Originally published at: https://developer.nvidia.com/blog/thinking-parallel-part-ii-tree-traversal-gpu/

In the first part of this series, we looked at collision detection on the GPU and discussed two commonly used algorithms that find potentially colliding pairs in a set of 3D objects using their axis-aligned bounding boxes (AABBs). Each of the two algorithms has its weaknesses: sort and sweep suffers from high execution divergence, while…

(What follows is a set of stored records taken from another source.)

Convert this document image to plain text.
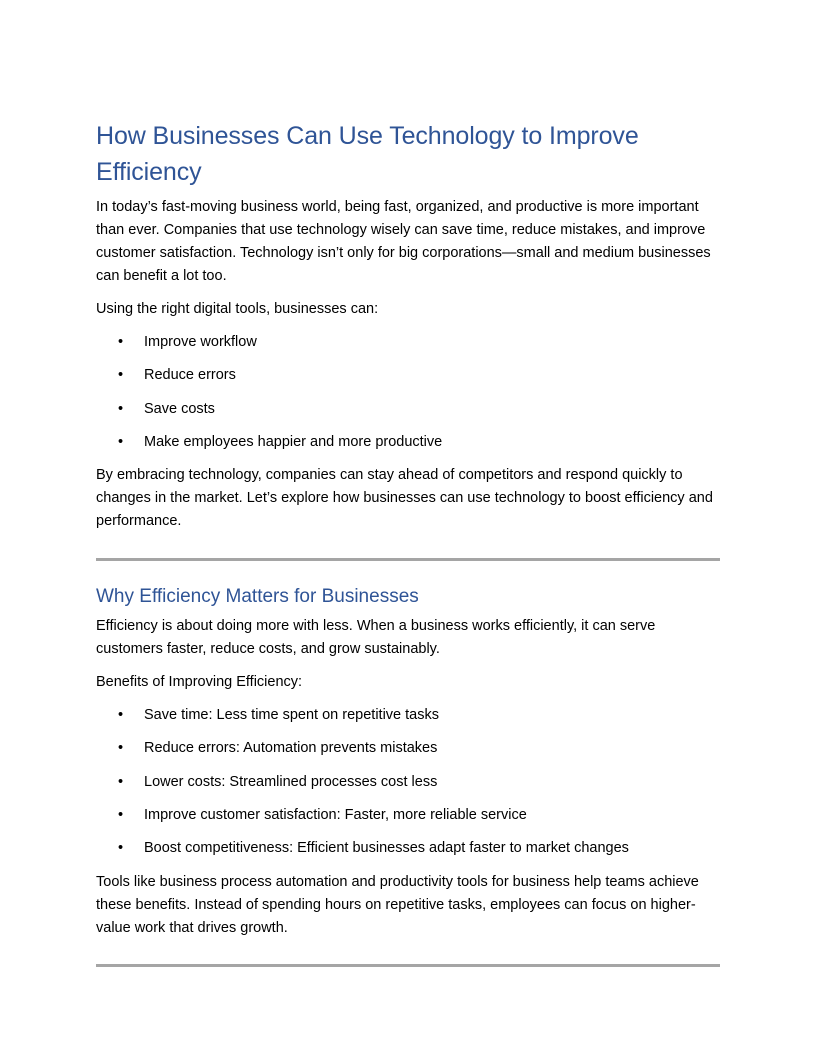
How Businesses Can Use Technology to Improve Efficiency

In today’s fast-moving business world, being fast, organized, and productive is more important than ever. Companies that use technology wisely can save time, reduce mistakes, and improve customer satisfaction. Technology isn’t only for big corporations—small and medium businesses can benefit a lot too.

Using the right digital tools, businesses can:

• Improve workflow
• Reduce errors
• Save costs
• Make employees happier and more productive

By embracing technology, companies can stay ahead of competitors and respond quickly to changes in the market. Let’s explore how businesses can use technology to boost efficiency and performance.

Why Efficiency Matters for Businesses

Efficiency is about doing more with less. When a business works efficiently, it can serve customers faster, reduce costs, and grow sustainably.

Benefits of Improving Efficiency:

• Save time: Less time spent on repetitive tasks
• Reduce errors: Automation prevents mistakes
• Lower costs: Streamlined processes cost less
• Improve customer satisfaction: Faster, more reliable service
• Boost competitiveness: Efficient businesses adapt faster to market changes

Tools like business process automation and productivity tools for business help teams achieve these benefits. Instead of spending hours on repetitive tasks, employees can focus on higher-value work that drives growth.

Hi! Have anybody managed to get close to 0.25ms for BVH tree traversal timings stated above? My implementation of traverseIterative on GPU is extremely slow (>100ms) which is very surprising as implementation of algorithms from part iii gives very close timings to those declared in paper. I'm testing a 18K triangles scene, which has about 50K potential intersections. If anybody can help with advice, I can provide my source code.

Why the if-else in "traverseIterative" does not result in divergent? I can't understand this.

Are you referring to the piece I quote below?

if (!traverseL && !traverseR)

node = *--stackPtr; // pop

else

{

node = (traverseL) ? childL : childR;

if (traverseL && traverseR)

*stackPtr++ = childR; // push

}

I think that this causes execution to diverge, but then probably it can converge again at the end of the else block. That is only my speculation though... I too would like to see somebody explain more fully when execution divergence does or does not happen. I imagine it will vary from one piece of hardware to another, and/or from one compiler to another...

I'm down to 2.5 ms or so. Not what's claimed above (I need to optimize something it seems) but better than 100 ms.

In the section where the stack is explicitly managed during traversal, a hard-coded stack size of 64 was used. Where did the number 64 come from? Is there a bound on the number of nodes that will end up in the stack?

I think I may have determined the reason. In a complete binary tree, the maximum stack size required is equal to the depth of the tree. The max depth of the tree is limited to 64 since 2^64 is is the limit of the address space on 64 bit machines. Or at least this is the case if you use an array as the underlying implementation of a complete binary tree.